Bodmers „Proben” sind ein frühes Beispiel für die Veröffentlichung und Rezeption mittelalterlicher Lyrik im 18. und 19. Jahrhundert. Mit seiner Ausgabe aus dem Jahr 1748 machte Bodmer eine Auswahl von 81 Liedern aus dem Codex Manesse der Öffentlichkeit zugänglich.

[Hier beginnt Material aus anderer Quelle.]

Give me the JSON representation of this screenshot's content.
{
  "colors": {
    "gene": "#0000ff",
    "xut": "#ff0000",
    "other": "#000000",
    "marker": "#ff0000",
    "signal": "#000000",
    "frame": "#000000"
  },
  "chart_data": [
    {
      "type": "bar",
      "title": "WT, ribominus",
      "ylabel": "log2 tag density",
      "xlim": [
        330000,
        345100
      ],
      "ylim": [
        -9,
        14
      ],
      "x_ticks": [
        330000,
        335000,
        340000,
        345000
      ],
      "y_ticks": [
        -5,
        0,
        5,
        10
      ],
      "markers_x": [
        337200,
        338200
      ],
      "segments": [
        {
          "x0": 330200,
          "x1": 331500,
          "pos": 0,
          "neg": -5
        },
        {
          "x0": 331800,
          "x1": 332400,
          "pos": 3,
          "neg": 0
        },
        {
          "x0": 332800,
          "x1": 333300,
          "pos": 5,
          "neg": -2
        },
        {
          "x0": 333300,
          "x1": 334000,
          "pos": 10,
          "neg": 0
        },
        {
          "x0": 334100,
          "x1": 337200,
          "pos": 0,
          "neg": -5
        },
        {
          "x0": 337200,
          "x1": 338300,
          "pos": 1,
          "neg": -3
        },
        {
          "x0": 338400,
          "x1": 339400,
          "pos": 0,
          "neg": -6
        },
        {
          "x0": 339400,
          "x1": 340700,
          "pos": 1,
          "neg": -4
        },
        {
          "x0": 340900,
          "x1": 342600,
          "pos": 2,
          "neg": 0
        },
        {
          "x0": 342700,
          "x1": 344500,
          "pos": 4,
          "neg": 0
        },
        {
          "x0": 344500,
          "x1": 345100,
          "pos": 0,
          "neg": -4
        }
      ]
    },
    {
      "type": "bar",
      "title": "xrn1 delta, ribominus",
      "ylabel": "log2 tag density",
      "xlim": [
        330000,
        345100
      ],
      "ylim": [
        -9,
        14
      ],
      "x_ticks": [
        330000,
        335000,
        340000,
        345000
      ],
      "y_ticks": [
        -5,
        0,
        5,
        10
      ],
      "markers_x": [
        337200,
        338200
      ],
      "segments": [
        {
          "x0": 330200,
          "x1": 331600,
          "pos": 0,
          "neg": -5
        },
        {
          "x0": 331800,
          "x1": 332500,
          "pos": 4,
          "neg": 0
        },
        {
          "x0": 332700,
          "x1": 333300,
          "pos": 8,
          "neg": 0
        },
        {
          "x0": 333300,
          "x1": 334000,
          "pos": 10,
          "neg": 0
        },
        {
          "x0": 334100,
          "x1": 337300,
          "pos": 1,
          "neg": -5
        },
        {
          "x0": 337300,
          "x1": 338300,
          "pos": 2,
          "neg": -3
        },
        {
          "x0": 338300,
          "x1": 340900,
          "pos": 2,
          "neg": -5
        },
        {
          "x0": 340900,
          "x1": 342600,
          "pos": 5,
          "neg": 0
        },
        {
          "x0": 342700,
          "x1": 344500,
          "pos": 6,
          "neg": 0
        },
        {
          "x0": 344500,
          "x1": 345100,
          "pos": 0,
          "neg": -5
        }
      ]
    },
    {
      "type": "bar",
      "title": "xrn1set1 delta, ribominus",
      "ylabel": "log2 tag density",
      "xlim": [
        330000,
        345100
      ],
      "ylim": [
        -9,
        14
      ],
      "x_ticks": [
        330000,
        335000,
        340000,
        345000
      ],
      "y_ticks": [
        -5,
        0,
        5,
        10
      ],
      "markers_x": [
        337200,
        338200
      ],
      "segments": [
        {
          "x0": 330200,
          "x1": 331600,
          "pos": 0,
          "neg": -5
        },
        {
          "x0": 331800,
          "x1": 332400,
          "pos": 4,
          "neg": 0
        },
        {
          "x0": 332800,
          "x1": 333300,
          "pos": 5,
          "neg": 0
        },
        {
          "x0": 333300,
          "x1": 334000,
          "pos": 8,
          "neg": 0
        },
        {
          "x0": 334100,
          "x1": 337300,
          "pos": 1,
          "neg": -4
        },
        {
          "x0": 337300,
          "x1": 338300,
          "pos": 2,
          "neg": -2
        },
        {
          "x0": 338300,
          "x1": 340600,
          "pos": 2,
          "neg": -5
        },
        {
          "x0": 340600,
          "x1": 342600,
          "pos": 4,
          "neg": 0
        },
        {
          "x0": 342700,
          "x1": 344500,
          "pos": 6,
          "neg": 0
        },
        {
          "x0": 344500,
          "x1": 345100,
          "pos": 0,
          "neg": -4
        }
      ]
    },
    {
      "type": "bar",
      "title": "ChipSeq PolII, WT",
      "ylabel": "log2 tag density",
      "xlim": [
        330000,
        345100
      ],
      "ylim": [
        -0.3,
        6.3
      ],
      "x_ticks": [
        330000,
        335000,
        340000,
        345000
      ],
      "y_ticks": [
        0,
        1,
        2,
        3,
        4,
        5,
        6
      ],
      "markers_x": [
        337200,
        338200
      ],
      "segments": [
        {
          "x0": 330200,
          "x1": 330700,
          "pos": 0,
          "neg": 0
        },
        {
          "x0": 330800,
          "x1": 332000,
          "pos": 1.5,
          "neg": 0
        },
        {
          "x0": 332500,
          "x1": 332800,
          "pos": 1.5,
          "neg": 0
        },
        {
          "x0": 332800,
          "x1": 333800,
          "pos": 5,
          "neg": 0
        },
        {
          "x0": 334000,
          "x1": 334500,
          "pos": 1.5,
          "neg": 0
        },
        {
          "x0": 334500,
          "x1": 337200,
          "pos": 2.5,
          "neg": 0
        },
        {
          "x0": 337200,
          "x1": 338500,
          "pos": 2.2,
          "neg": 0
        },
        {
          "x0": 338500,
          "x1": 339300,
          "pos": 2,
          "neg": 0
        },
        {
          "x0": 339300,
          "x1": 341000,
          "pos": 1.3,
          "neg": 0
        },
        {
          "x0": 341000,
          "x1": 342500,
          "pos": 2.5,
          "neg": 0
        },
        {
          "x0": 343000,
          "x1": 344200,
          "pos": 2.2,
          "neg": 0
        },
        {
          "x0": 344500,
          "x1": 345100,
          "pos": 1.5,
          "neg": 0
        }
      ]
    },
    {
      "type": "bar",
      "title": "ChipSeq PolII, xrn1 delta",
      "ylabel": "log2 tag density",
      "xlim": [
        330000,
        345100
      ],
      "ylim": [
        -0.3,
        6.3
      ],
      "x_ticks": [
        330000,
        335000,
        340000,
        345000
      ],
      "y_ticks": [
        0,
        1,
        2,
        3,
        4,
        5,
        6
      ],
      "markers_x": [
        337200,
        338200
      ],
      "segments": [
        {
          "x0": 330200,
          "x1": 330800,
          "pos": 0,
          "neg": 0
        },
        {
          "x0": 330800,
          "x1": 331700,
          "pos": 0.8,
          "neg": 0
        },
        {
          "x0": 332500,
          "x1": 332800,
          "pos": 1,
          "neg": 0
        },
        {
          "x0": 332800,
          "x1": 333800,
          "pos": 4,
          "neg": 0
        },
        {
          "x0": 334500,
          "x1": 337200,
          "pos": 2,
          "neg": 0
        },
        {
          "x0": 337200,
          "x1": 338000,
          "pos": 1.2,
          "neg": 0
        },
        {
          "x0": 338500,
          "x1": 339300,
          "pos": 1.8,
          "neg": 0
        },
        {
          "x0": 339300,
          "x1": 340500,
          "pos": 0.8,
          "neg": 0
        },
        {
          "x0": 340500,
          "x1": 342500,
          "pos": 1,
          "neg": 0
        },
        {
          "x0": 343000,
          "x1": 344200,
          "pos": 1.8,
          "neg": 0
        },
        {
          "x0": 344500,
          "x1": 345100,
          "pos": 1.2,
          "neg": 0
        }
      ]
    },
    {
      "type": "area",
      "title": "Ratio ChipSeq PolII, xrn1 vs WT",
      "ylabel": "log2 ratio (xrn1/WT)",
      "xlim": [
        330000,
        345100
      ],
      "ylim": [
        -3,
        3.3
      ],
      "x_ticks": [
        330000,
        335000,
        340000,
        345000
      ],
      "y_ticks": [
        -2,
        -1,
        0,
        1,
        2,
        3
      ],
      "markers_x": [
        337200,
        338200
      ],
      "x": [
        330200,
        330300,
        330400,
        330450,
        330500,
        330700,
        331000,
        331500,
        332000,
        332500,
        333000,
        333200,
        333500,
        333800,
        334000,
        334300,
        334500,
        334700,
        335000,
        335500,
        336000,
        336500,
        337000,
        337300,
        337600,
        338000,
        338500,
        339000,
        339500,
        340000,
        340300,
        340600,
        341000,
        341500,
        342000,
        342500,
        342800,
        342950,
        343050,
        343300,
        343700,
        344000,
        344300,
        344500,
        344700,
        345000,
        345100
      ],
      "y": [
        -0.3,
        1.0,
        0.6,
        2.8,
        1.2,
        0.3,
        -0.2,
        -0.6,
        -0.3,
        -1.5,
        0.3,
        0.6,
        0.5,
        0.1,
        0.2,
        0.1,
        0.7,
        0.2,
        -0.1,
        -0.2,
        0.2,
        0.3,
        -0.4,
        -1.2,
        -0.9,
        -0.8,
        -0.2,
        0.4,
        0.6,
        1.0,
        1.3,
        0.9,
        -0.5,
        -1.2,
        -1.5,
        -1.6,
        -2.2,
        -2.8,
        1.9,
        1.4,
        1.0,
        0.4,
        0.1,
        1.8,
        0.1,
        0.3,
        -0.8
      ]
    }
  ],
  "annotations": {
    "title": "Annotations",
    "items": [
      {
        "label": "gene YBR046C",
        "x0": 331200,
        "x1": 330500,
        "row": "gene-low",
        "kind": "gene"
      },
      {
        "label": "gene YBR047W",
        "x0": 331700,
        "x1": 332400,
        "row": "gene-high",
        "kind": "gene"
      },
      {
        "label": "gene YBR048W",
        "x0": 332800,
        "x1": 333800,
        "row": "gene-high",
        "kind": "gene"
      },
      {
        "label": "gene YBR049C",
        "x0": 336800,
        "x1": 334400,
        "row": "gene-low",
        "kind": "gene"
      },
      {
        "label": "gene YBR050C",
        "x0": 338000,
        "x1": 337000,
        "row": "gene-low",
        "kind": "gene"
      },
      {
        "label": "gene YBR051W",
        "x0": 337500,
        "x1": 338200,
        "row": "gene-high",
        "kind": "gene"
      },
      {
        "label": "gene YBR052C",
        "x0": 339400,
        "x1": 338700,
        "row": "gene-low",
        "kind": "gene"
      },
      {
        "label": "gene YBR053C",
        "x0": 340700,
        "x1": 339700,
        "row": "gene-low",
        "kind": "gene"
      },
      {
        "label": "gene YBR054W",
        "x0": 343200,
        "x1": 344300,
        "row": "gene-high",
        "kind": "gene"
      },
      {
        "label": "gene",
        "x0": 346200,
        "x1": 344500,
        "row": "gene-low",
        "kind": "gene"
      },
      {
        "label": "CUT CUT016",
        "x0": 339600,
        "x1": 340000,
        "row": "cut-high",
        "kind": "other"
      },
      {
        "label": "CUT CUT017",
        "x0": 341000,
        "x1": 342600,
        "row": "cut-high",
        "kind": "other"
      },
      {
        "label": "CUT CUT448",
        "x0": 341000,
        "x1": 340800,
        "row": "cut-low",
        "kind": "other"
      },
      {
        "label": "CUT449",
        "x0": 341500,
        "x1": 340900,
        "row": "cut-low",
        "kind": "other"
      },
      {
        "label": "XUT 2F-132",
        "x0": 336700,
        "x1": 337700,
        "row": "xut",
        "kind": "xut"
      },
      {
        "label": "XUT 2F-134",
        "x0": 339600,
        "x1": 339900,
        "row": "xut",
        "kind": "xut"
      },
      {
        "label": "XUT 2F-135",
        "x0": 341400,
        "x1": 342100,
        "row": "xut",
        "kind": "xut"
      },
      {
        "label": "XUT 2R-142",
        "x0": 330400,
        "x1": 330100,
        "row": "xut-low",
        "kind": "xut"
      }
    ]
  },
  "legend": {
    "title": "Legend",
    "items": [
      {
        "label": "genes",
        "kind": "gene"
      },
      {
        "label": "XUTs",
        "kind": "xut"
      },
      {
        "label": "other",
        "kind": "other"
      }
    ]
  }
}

Die Auswahl und der Schwarz-Weiß-Abdruck der Miniaturen sollten, so Bodmer im Vorwort, auf die „Manessische Handschrift” neugierig machen. Zu den „Proben” gehörte auch eines der berühmtesten Liebeslieder Walthers von der Vogelweide – das Lied Saget mir ieman, waz ist minne. Walther gibt auf die Frage eine programmatische Antwort. Wahre Liebe findet sich nur dort, wo sie erwidert wird: „Liebe ist das Glück zweier Herzen. / Ist sie gleich verteilt, dann ist da Liebe. / Wenn sie aber nicht geteilt wird, / so kann ein Herz allein sie nicht halten.” Mit der Forderung nach einer gegenseitigen, erwiderten Liebe wendet das Lied sich gegen die praktisch unerfüllte Liebe im Konzept der Hohen Minne.
III.6a Johann Jakob Bodmer: Proben der alten schwäbischen Poesie des dreyzehnten Jahrhunderts. Aus der Maneßischen Sammlung
Zürich: Heidegger und Comp., 1748, S. 92f.